An Air France plane crash in the Atlantic Ocean, which killed an 11-year-old pupil from Clifton College, has been blamed on the pilots and faulty equipment, air accident investigators said yesterday.
Alexander Bjoroy was one of 228 people who lost their lives when flight AF 447 from Rio de Janeiro to Paris plunged into the ocean in 2009.
A boarder at the school, he was travelling back to Bristol following a half-term break in Brazil in June.
Yesterday, investigators listed a combination of “human and technical factors” behind the crash, which happened during a heavy storm on June 1.
In one fatal decision, the report says, one of the co-pilots in the cockpit at the time nosed the Airbus A330 upward during a stall – instead of downward, as he should have – because of false data from sensors about the plane’s position.
Chief investigator Alain Bouillard said the two pilots at the controls never understood that the plane was in a stall. He said only a well-experienced crew with a clear understanding of the situation could have stabilised the plane in those conditions. “In this case, the crew was in a state of near-total loss of control,” he said.

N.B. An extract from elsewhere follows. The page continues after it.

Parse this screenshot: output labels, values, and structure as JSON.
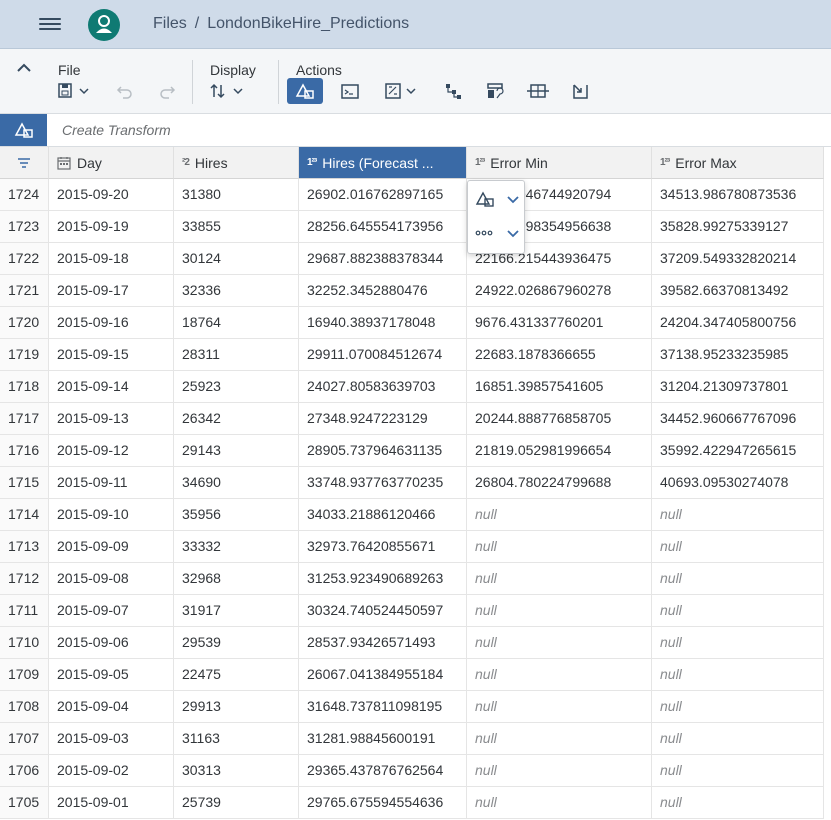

The report included information from the plane’s two black box flight recorders, which were eventually found on the sea bed two years after the crash.
Pilot Gerard Arnoux defended the pilots’ actions, saying they were doing what they had been taught to do. “A normal pilot on a normal airliner follows” the signals on the flight director system, which tells them to go left, right, up or down, he said.
In a separate French judicial investigation still under way, Air France and Airbus have been handed preliminary manslaughter charges.